Wszystkie te interpretacje pokazują nam jak paraboliczny i niejednoznaczny charakter ma "Proces" Kafki. Pozwala na rozpoznania nawet sprzeczne ze sobą. Bo obok tak poważnych odczytań, które przedstawiliśmy powyżej, możemy tez pokazać inne, wskazujące na absurdalność całej fabuły. Wydaje się, że świat pokazany przez Kafkę jest świtem wewnętrznie sprzecznym i ukazanym w krzywym zwierciadle. Możemy w tym kontekście mówić nawet o absurdzie, u podstaw którego leży całkowicie inna logika wydarzeń. Weźmy chociażby przykład z początku książki, kiedy Józef K się budzi a w jego mieszkaniu znajdują się całkowicie obce postacie: Franciszek i Wilhelm. Nie wiadomo w jak sposób się tam dostali, po co przyszli. Komunikują mu tylko akt postawienia go w akt oskarżenia, który w żaden sposób nie jest umotywowany - sytuacja jak z komedii pomyłek. Poza tym Józef K., jako oskarżony, powinien być poddany jakiemuś aresztowi, czy dozorowi. Ale nic takiego nie ma miejsca. Józef żyje sobie jakby nigdy nic. Jak czytamy w powieści:

Pan jest aresztowany, pewnie, ale nie powinno to panu przeszkadzać

w wykonywaniu zawodu. I nie powinno to również wpłynąć na codzienny

tryb pańskiego życia

Nawet w pewnym momencie sam bohater dostrzega nielogiczność całej sytuacji i krzyczy: Ależ to nie ma sensu!

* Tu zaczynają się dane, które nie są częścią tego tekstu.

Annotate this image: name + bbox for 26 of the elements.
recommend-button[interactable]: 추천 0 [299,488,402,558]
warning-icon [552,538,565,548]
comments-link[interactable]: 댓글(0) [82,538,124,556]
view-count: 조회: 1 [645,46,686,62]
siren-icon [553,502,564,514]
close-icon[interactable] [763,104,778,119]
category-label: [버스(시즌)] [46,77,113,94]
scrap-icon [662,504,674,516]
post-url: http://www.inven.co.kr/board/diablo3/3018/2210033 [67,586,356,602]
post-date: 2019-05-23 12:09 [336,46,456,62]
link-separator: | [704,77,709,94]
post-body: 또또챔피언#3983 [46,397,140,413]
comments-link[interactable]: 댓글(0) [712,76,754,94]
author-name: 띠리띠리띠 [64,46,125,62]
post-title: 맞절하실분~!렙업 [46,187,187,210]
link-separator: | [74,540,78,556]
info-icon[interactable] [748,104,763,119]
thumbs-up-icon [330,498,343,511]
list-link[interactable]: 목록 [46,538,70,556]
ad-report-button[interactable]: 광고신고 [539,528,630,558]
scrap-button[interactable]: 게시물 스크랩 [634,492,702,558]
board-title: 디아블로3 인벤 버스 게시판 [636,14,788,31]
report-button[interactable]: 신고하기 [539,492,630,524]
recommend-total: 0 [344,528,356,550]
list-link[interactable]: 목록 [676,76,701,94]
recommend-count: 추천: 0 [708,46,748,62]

To, co przedstawia nam Kafka to jakby karykatura normalnego życia, społecznych mechanizmów, prawa, wszystkiego, co kieruje ludzkim życiem.

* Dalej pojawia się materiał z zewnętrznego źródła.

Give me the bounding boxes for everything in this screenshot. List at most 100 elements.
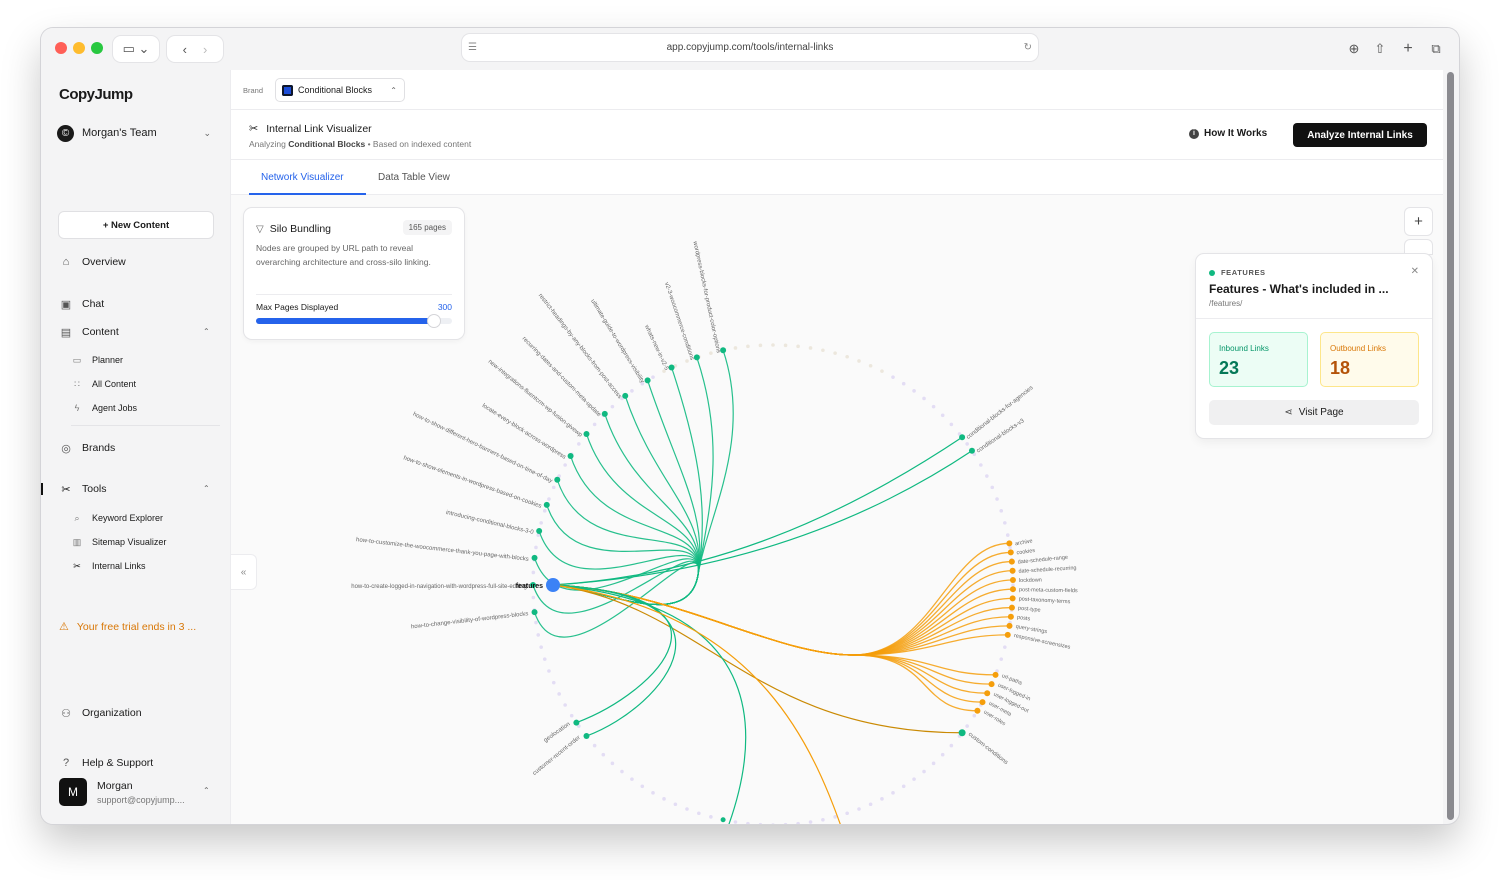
sidebar-item-sitemap-visualizer[interactable]: ▥ Sitemap Visualizer (71, 534, 167, 550)
help-icon: ? (62, 757, 70, 769)
up-down-chevron-icon: ⌃ (390, 85, 397, 95)
outbound-node (1009, 595, 1016, 602)
ring-dot (771, 823, 775, 824)
sidebar-item-internal-links[interactable]: ✂ Internal Links (71, 558, 145, 574)
new-tab-icon[interactable]: + (1397, 36, 1419, 62)
ring-dot (833, 815, 837, 819)
tab-data-table-view[interactable]: Data Table View (378, 172, 450, 183)
sidebar-item-label: Brands (82, 442, 116, 454)
address-bar[interactable]: ☰ app.copyjump.com/tools/internal-links … (462, 34, 1038, 61)
ring-dot (796, 821, 800, 824)
ring-dot (821, 348, 825, 353)
sidebar-item-keyword-explorer[interactable]: ⌕ Keyword Explorer (71, 510, 163, 526)
browser-titlebar: ▭ ⌄ ‹ › ☰ app.copyjump.com/tools/internal… (41, 28, 1459, 70)
sidebar-item-brands[interactable]: ◎ Brands (59, 439, 115, 457)
ring-dot (783, 343, 788, 348)
analyze-internal-links-button[interactable]: Analyze Internal Links (1293, 123, 1427, 147)
silo-title-text: Silo Bundling (269, 223, 331, 235)
collapse-panel-button[interactable]: « (231, 555, 256, 589)
max-pages-slider[interactable] (256, 315, 452, 327)
zoom-in-button[interactable]: + (1405, 208, 1432, 235)
status-dot (1209, 269, 1215, 276)
zoom-out-button[interactable] (1405, 240, 1432, 254)
sidebar-toggle-button[interactable]: ▭ ⌄ (113, 36, 159, 62)
download-icon[interactable]: ⊕ (1343, 36, 1365, 62)
minimize-window-button[interactable] (73, 42, 85, 54)
max-pages-label: Max Pages Displayed (256, 302, 339, 312)
ring-dot (563, 703, 567, 707)
inbound-node (583, 430, 590, 437)
ring-dot (845, 354, 849, 359)
outbound-label: Outbound Links (1330, 344, 1387, 353)
sidebar-item-planner[interactable]: ▭ Planner (71, 352, 123, 368)
outbound-node-label: posts (1017, 615, 1031, 623)
subtitle-prefix: Analyzing (249, 139, 286, 149)
brand-select[interactable]: Conditional Blocks ⌃ (275, 78, 405, 102)
team-avatar: © (57, 124, 74, 142)
sidebar-item-help[interactable]: ? Help & Support (59, 754, 153, 772)
slider-handle[interactable] (428, 315, 441, 327)
inbound-node-label: whats-new-in-v2-5 (643, 323, 670, 371)
team-switcher[interactable]: © Morgan's Team ⌄ (57, 123, 215, 143)
close-window-button[interactable] (55, 42, 67, 54)
network-canvas[interactable]: wordpress-blocks-for-product-color-optio… (231, 196, 1444, 824)
sidebar-item-organization[interactable]: ⚇ Organization (59, 704, 141, 722)
sidebar-item-agent-jobs[interactable]: ϟ Agent Jobs (71, 400, 137, 416)
sidebar-item-label: All Content (92, 379, 137, 389)
scrollbar-thumb[interactable] (1447, 72, 1454, 820)
ring-dot (891, 791, 895, 795)
sidebar-item-label: Planner (92, 355, 124, 365)
trial-banner[interactable]: ⚠ Your free trial ends in 3 ... (59, 620, 196, 634)
document-icon: ▤ (60, 326, 72, 339)
close-icon[interactable]: ✕ (1411, 266, 1419, 277)
avatar: M (59, 778, 87, 806)
share-icon[interactable]: ⇧ (1369, 36, 1391, 62)
new-content-button[interactable]: + New Content (59, 212, 213, 238)
ring-dot (940, 752, 945, 757)
inbound-node (567, 453, 574, 460)
outbound-node (1007, 549, 1014, 556)
page-settings-icon[interactable]: ☰ (468, 42, 477, 53)
chat-icon: ▣ (60, 298, 72, 311)
how-it-works-button[interactable]: i How It Works (1189, 128, 1267, 139)
ring-dot (1003, 521, 1007, 525)
sidebar-divider (71, 425, 220, 426)
ring-dot (709, 351, 713, 355)
ring-dot (901, 784, 906, 789)
tab-network-visualizer[interactable]: Network Visualizer (261, 172, 344, 183)
ring-dot (999, 657, 1004, 661)
url-text: app.copyjump.com/tools/internal-links (666, 42, 834, 53)
center-node (546, 578, 560, 592)
inbound-node-label: v2-3-woocommerce-conditions (663, 282, 695, 361)
outbound-node-label: date-schedule-recurring (1018, 565, 1076, 574)
maximize-window-button[interactable] (91, 42, 103, 54)
subtitle-brand: Conditional Blocks (288, 139, 366, 149)
ring-dot (922, 396, 926, 401)
back-icon[interactable]: ‹ (183, 42, 187, 57)
chevron-up-icon[interactable]: ⌃ (203, 484, 210, 493)
visit-page-button[interactable]: ⋖ Visit Page (1209, 400, 1419, 425)
inbound-link (552, 455, 700, 606)
ring-dot (640, 784, 645, 789)
sidebar-item-overview[interactable]: ⌂ Overview (59, 253, 126, 271)
outbound-node (1008, 558, 1015, 565)
reload-icon[interactable]: ↻ (1024, 42, 1032, 53)
tools-icon: ✂ (61, 483, 71, 496)
ring-dot (990, 485, 995, 490)
sidebar-item-tools[interactable]: ✂ Tools (59, 480, 106, 498)
tabs-overview-icon[interactable]: ⧉ (1425, 36, 1447, 62)
inbound-link (552, 584, 677, 737)
inbound-node-label: new-integrations-fluentcrm-wp-fusion-giv… (487, 359, 584, 439)
app-logo[interactable]: CopyJump (59, 86, 133, 103)
sidebar-item-label: Chat (82, 298, 105, 310)
chevron-up-icon[interactable]: ⌃ (203, 327, 210, 336)
sidebar-item-label: Sitemap Visualizer (92, 537, 167, 547)
scrollbar[interactable] (1447, 72, 1454, 820)
user-menu[interactable]: M Morgan support@copyjump.... ⌃ (59, 778, 219, 810)
ring-dot (547, 669, 551, 673)
sidebar-item-all-content[interactable]: ∷ All Content (71, 376, 136, 392)
forward-icon[interactable]: › (203, 42, 207, 57)
sidebar-item-content[interactable]: ▤ Content (59, 323, 119, 341)
ring-dot (1005, 533, 1010, 537)
sidebar-item-chat[interactable]: ▣ Chat (59, 295, 104, 313)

Najbardziej "nowoczesną" i "nowatorską" interpretację dzieła Kafki zaproponował natomiast znany słowieński filozof Slavoj Žižek, który w "Procesie" Kafki odnajduje początki współczesnej sztuki hipertekstualnej, na której oparta jest działalność twórców literatury internetowej, a pośrednio również samego Internetu. Hipertekst to taki tekst, który nie posiada jednego stałego kształtu. Czytając książkę hipertekstualną to my kierujemy jej historią. Klikając w jakiś wyraz przenosimy się w inną opowieść, potem w kolejny, i tak dalej. Žižek uważa, że u Kafki taka funkcję spełniają okna i drzwi w powieści, które przenoszą nas do innego świata, przeważnie nierealnego.

Taka różnorodność interpretacji dzieła Kafki pokazuje, że jest to z pewnością utwór paraboliczny, gdyż wymaga od nas właśnie działania interpretacyjnego. A jak wiadomo każdy czytelnik może przedstawić własną interpretację - dlatego taka różnorodność.

O wartościach parabolicznych "Procesu" Franza Kafki nie świadczy jednak tylko sama różnorodność i wielość interpretacji tego dzieła. Trzeba również zwrócić uwagę na inne jego wartości i elementy. Za taki uznać możemy chociażby wyznacznik uniwersalności, którym powinna się charakteryzować każda przypowieść. Tak jest też w przypadku "Procesu". Opowiedziana tam historia nie jest umieszczona w żadnym konkretnym miejscy. Nie wiemy nic na temat poszczególnych miejsc, które odwiedza Józef. Poza tym same postacie, czy nawet sąd nie są bliżej określane, a wszystko po to, by jak najbardziej zaznaczyć uniwersalną wartość tego dzieła. Dlatego też książka ta adekwatnie opisywała epokę, w której powstawała, jak i dobrze nadaje się do charakterystyki dzisiejszej rzeczywistości i życia człowieka.

Z takim właśnie uniwersalistycznym rozumieniem "Procesu" łączy się kolejny element tej powieści, a mianowicie model samego bohatera. Otóż, jak już wspominaliśmy, Józefa K uznać możemy za everymana. Postać taka jest osobą, pod którą podszyć może się każdy człowiek. Wszyscy mogą się utożsamić z jego życiem, postawą, wydarzeniami. Everyman jest każdym człowiekiem, dlatego też Józef nie ma nazwiska, a jedynie tylko jego pierwszą literę. Ma to oznaczać, że bohater ten przedstawia sobą postawę odnoszącą się do wszystkich. Nie jest jakąś jednostkę wybitną istniejącą poza normalnym życiem, ale właśnie normalnym, zwykłym człowiekiem, a jego przygody mogą spotkać każdego z nas.

W taki sposób możemy odczytać paraboliczny charakter "Procesu" Franza Kafki. Powyżej stwierdzenia pokazują, że bez wątpienia jest to dzieło, które możemy traktować jako przypowieść, parabolę mającą nam wskazywać sensy inne, niż te literalnie obecne w prezentowanych wydarzeniach. "Proces" zaliczyć możemy wręcz do najbardziej zagadkowych dzieł XX wiecznej literatury, które kryje w sobie wiele zagadkowych elementów, które wciąż domagaj się nowych odczytań. Ale taki jest właśnie charakter dzieł, które uznaje się za parabole, zwłaszcza jeśli jest to powieść, która poprzez swe rozbudowane struktury narracyjne utrudnia odczytanie zapisanych w niej sensów.